SEMEN ANALYSIS AND SPERM MORPHOLOGY
Although not a true measure of fertility, the semen analysis, if abnormal, suggests that the probability of achieving fertility is lower than normal. For a male infertility evaluation, two semen analyses, performed with 2 to 3 days of sexual abstinence, are sought due to the large biologic variability in semen quality. Lubricants should be avoided and the specimen kept at body temperature during transport.
Normal values have been defined for the human semen analysis by expert
consensus (World Health Organization). Fresh semen is a coagulum that liquefies
from 5 to 30 min after ejaculation. After liquefaction, semen viscosity is
measured and should not show any stranding. Ejaculate volume should be at least
1.5 mL, as smaller volumes may not sufficiently buffer against vaginal acidity.
Although most commonly a consequence of collection error, low ejaculate volume
may also indicate retrograde ejaculation, ejaculatory duct obstruction, or
androgen deficiency. Sperm concentration should be 20 million sperm/mL. Reasons
for low sperm concentrations can include medications, exposures, systemic
disease, hormonal disorders, varicocele, unilateral blockage, and genetic
syndromes. Sperm motility is assessed in two ways: the proportion of all sperm
that are moving and the quality of sperm movement. A normal value for sperm
motility is 50% motile along with an average quality or progression score. The
causes of low sperm motility, the most common semen analysis finding, are myriad
and often reversible.
Recently, however, there has been debate concerning precisely which semen
analysis values are to be considered “normal,” as controlled studies of fertile
and infertile couples suggested other thresholds may be more appropriate, and
sperm production is known to be susceptible to wide individual, geographic, and
seasonal variation. When assessing semen quality, it is important to realize
that spermatogenesis takes 60 to 80 days to complete, so that an individual
semen analysis reflects biologic influences occurring 2 to 3 months prior.

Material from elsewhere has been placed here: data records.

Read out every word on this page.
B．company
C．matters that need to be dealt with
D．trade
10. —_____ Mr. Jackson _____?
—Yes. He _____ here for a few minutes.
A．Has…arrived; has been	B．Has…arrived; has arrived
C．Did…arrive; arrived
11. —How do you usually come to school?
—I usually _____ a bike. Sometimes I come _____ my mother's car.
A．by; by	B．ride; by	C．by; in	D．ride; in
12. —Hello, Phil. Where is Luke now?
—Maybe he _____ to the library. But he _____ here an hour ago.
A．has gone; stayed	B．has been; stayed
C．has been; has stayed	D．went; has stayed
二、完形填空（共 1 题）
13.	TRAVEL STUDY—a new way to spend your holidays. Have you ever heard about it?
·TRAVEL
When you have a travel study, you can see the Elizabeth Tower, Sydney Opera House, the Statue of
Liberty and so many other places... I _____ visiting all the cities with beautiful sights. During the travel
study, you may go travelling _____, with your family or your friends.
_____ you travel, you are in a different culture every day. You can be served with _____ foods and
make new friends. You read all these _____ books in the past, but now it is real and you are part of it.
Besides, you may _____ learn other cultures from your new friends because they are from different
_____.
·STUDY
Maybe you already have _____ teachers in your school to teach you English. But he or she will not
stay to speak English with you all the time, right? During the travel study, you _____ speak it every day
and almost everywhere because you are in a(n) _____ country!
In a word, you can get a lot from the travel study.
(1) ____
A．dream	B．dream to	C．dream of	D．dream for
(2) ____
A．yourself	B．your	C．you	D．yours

Like-wise, medical or surgical therapy directed at improving semen quality will
take several months to become manifest in improved semen quality.
Although seasonal variation exists, sperm production is a rapid and
relatively constant process in humans. This is in part due to the anatomy of
sperm production within the seminiferous tubules. A cycle of spermatogenesis
involves the division of primitive germ cells into later germ cells. Many
cycles of spermatogenesis coexist within the germinal epithelium at any one
time, and they are described morphologically as stages. In addition, there is
also a specific organization of spermatogenic cycles within the tubular space,
termed spermatogenic waves. Although well described in other mammals, the exact
configuration of spermatogenic waves in humans has been debated. The best evidence
suggests that human spermatogenesis exists in a spiral or helical cellular
arrangement that ensures that sperm production is a continuous and not a
pulsatile process.
The formal evaluation of sperm shape is termed morphologic assessment.
Several descriptive systems exist to evaluate morphology, and within each
system, sperm are designated normal or abnormal based on specific size criteria.
Although it is essentially judging a book by its cover, since the late 1980s it
has been believed that sperm morphology may correlate with a man’s fertility
potential as reflected by in vitro fertilization (IVF). In general, the percentage of sperm with normal morphology has the
greatest discriminatory power among all descriptors of semen quality in
distinguishing fertile from infertile semen, although no particular value is
diagnostic of fertility. Sperm morphology can be altered by toxic and
occupational exposures, varicocele, fevers, medications, and systemic disease.
It appears that sperm morphology is a sensitive indicator of overall testicular
health, because the sperm morphologic characteristics are determined during
spermatogenesis.
Other fertility assays can evaluate whether the seminal environment is abnormal, which may contribute to male infertility. Two such tests include an evaluation for excessive semen leukocytes (leukocytospermia) and testing for antisperm antibodies that can inhibit sperm transport through the female reproductive tract and impair sperm–egg interaction at fertilization. Sperm genetics can also be directly assessed for chromosomal normalcy with in situ hybridization techniques. These tests can complement the routine semen analysis in the male evaluation and better estimate the chances of fertility.